Now I have to move on to Frederick J. Kelly. Some of you have brought your own number 2 pencil for the quiz that’s going to be part of today. The number 2 pencil is famous because Frederick J. Kelly made it famous.

Back around World War I we had a problem, which was that there was this huge influx of students because we had expanded the school day to include high school, and there was this huge need to sort them all out. So he invented the standardized test and an abomination. And he gave it up ten years later when the emergency was over but because he gave it up, because he called it out, because he said the standardized test is too crude to be used, he was ostracized and lost his job as the president of a university, because he dared to speak up against a system that was working.

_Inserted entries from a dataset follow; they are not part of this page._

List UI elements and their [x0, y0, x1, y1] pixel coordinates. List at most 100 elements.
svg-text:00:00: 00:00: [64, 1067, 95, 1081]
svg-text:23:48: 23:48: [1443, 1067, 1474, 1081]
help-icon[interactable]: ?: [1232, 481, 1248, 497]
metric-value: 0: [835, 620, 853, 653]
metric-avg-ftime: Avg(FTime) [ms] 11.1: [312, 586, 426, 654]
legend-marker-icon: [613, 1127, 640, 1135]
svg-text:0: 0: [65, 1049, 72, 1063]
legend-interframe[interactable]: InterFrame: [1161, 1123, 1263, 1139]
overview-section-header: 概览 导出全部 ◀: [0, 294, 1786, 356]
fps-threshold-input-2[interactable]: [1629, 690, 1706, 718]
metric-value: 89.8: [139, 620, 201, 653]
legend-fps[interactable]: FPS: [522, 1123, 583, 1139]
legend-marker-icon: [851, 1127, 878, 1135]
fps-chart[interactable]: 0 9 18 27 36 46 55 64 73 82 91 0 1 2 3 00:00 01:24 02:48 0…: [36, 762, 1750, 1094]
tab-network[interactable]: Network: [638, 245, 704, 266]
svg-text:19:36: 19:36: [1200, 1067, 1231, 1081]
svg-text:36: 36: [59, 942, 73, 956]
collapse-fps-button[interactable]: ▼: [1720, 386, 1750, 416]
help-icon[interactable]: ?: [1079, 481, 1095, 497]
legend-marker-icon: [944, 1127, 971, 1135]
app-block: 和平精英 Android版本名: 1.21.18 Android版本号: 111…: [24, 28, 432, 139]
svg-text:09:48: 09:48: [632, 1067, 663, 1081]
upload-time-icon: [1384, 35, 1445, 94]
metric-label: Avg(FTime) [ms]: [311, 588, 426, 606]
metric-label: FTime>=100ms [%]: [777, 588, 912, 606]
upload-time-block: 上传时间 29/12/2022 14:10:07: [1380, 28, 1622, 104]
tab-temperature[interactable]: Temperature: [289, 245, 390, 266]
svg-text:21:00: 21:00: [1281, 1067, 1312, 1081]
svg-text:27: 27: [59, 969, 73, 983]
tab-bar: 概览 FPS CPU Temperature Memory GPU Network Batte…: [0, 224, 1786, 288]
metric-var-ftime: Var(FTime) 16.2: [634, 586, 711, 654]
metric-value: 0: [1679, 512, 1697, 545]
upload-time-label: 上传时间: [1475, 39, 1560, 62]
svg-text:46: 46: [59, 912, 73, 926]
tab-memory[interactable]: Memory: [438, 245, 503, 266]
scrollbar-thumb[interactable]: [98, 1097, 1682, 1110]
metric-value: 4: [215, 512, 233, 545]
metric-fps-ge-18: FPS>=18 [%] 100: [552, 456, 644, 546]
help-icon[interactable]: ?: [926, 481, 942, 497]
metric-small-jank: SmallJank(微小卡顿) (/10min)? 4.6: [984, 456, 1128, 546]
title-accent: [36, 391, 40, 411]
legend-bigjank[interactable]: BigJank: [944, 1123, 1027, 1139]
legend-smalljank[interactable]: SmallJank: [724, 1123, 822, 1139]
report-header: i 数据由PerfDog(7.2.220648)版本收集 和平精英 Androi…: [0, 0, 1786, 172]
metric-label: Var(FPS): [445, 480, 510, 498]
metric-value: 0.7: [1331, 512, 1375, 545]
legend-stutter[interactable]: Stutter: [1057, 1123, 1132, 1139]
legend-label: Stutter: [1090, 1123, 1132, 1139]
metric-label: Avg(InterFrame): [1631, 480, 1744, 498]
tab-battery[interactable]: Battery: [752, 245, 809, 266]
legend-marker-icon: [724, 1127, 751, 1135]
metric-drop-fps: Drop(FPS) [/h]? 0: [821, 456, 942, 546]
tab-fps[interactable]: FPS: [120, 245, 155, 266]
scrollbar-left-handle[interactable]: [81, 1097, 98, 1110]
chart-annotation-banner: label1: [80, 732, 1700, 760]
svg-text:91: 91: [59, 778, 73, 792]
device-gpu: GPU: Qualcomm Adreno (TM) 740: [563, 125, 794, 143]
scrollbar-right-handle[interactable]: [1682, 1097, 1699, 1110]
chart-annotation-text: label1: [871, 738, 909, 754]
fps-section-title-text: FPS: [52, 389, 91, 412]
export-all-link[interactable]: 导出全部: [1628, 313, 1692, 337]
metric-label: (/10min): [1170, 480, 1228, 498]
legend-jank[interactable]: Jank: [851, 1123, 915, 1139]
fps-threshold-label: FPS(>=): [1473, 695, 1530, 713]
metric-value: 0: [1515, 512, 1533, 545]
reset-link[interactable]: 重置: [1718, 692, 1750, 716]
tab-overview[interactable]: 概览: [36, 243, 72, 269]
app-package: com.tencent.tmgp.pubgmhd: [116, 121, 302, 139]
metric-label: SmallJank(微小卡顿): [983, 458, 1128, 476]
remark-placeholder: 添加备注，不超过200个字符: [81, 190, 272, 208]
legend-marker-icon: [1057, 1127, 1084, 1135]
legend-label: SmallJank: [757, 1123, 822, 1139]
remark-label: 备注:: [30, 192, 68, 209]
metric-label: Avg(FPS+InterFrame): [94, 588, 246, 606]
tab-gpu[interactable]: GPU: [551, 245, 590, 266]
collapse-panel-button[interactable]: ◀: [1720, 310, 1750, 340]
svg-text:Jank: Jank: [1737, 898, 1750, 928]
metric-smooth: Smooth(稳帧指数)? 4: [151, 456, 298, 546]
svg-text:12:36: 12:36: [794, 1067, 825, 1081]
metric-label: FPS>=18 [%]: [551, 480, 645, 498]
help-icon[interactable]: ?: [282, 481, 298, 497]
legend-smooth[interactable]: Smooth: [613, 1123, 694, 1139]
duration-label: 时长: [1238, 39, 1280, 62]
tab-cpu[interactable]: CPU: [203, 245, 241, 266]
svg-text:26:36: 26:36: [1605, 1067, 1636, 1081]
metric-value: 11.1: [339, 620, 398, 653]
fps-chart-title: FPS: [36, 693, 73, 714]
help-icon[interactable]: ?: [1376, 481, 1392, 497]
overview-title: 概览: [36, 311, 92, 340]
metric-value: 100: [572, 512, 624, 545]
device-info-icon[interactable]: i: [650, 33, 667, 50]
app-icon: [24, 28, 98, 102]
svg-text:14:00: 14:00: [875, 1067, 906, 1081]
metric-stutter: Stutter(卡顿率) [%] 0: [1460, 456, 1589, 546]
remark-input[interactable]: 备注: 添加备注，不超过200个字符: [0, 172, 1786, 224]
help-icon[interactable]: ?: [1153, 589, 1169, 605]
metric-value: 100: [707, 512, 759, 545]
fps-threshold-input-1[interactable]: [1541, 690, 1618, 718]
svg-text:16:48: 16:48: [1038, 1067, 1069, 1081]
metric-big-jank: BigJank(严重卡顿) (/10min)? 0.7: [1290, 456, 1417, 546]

So let’s try a little experiment here. I’d like everyone to go ahead and raise your right hand just as high as possibly you can. Now please raise it a little higher.

Hmm. What’s that about?! My instructions were pretty clear and yet you all held back. How come? You held back because you’ve been taught since you were 3 years old to hold a little bit back because if you do everything, if you put all out, then your parents or your teacher or your coach or your boss is going to ask for little bit more, aren’t they? And the reason they will is because we are products of the industrial age.